The causes of what has become a well-organized movement (squatters in the Netherlands have their own pirate radio station) are many, and they obviously vary in specifics from city to city.
But the thrust of the action has been uniform and direct -- against a planning policy that has permitted inner cities to decay, prompting wealthier residents to flee to the suburbs and leaving behind the poorer citizens who cannot afford to move out.
Three aggressive entrepreneurs have compounded the problem by convincing city authorities to demolish some old buildings, including apartment complexes, to make way for office buildings, shopping centers, and parking lots. Record high unemployment has added people with time (and no money) to the mix.
Officially, a housing shortage exists throughout Europe. Unofficially, it is much worse than most governments care to admit.
It is critical in the Netherlands, the Western world's most densely populated country. The Housing Ministry puts the shortage at 109,000 dwellings. In Amsterdam alone (population 738,000), 53,000 people are said to be in need of acceptable accommodation. Meanwhile, as the government wrings its hands, legislation against squatting is working its way through the Dutch parliament.
In West Germany, where the number made homeless by unemployment and related social problems is increasing every year, waiting lists for emergency housing are bulging. In Stuttgart, where squatting banners read, "It's better to squat than to freeze and rot," there are 4,500 names on the list.

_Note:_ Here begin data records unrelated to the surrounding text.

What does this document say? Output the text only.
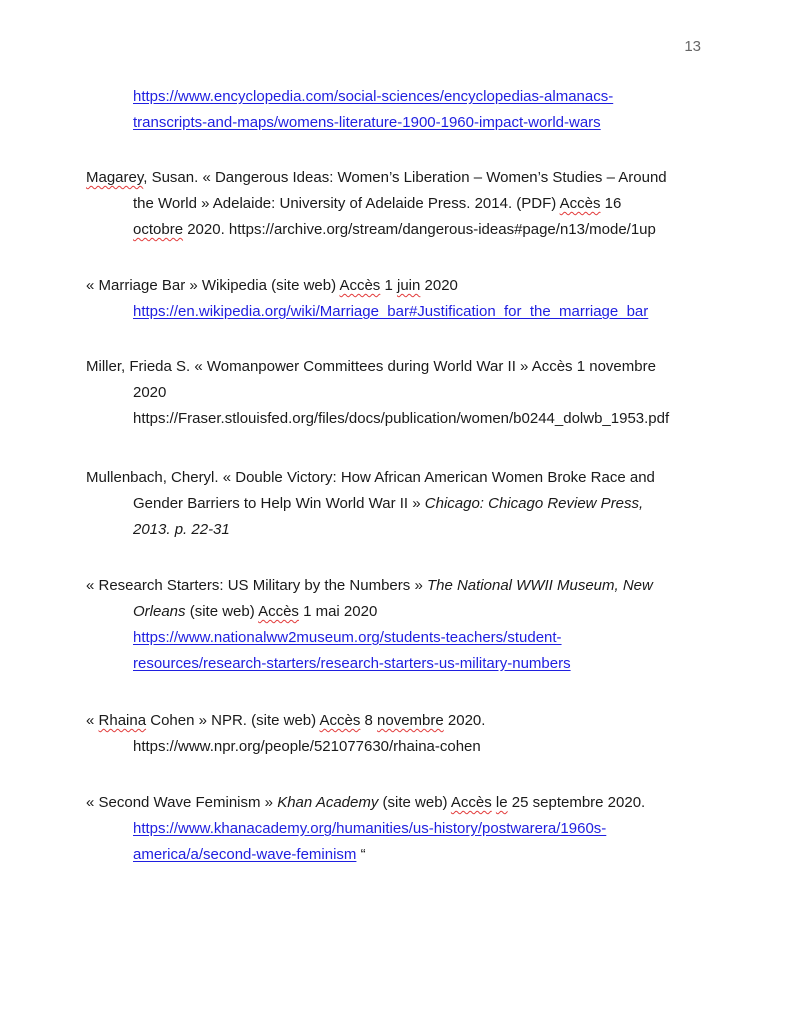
13
https://www.encyclopedia.com/social-sciences/encyclopedias-almanacs-
transcripts-and-maps/womens-literature-1900-1960-impact-world-wars
Magarey, Susan. « Dangerous Ideas: Women’s Liberation – Women’s Studies – Around
the World » Adelaide: University of Adelaide Press. 2014. (PDF) Accès 16
octobre 2020. https://archive.org/stream/dangerous-ideas#page/n13/mode/1up
« Marriage Bar » Wikipedia (site web) Accès 1 juin 2020
https://en.wikipedia.org/wiki/Marriage_bar#Justification_for_the_marriage_bar
Miller, Frieda S. « Womanpower Committees during World War II » Accès 1 novembre
2020
https://Fraser.stlouisfed.org/files/docs/publication/women/b0244_dolwb_1953.pdf
Mullenbach, Cheryl. « Double Victory: How African American Women Broke Race and
Gender Barriers to Help Win World War II » Chicago: Chicago Review Press,
2013. p. 22-31
« Research Starters: US Military by the Numbers » The National WWII Museum, New
Orleans (site web) Accès 1 mai 2020
https://www.nationalww2museum.org/students-teachers/student-
resources/research-starters/research-starters-us-military-numbers
« Rhaina Cohen » NPR. (site web) Accès 8 novembre 2020.
https://www.npr.org/people/521077630/rhaina-cohen
« Second Wave Feminism » Khan Academy (site web) Accès le 25 septembre 2020.
https://www.khanacademy.org/humanities/us-history/postwarera/1960s-
america/a/second-wave-feminism “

Even in Britain, which so far has been spared widespread squatting violence, fears are mounting that the country could become "the slum of Europe." Public and private-sector housing starts last year hit their lowest levels in the postwar period. The seeds are being sown for a major housing crisis this decade , some analysts argue.
Few solutions appear imminent. There is talk in European capitals of inner-city rejuvenation projects. But they seem to be more public-relations exercises than substantive. Belt-tightening governments simply lack cash.
"It may seem farfetched now," says an official at the Paris-based Organization for Economic Cooperation and Development, which has said that the European housing crisis is likely to continue and spread despite stagnating and declining growth rates in urban populations, "but the squatter movement could become the 1980s equivalent of the violent leftist street demonstrations that took place in the late 1960s.
"Even the politicians are becoming concerned."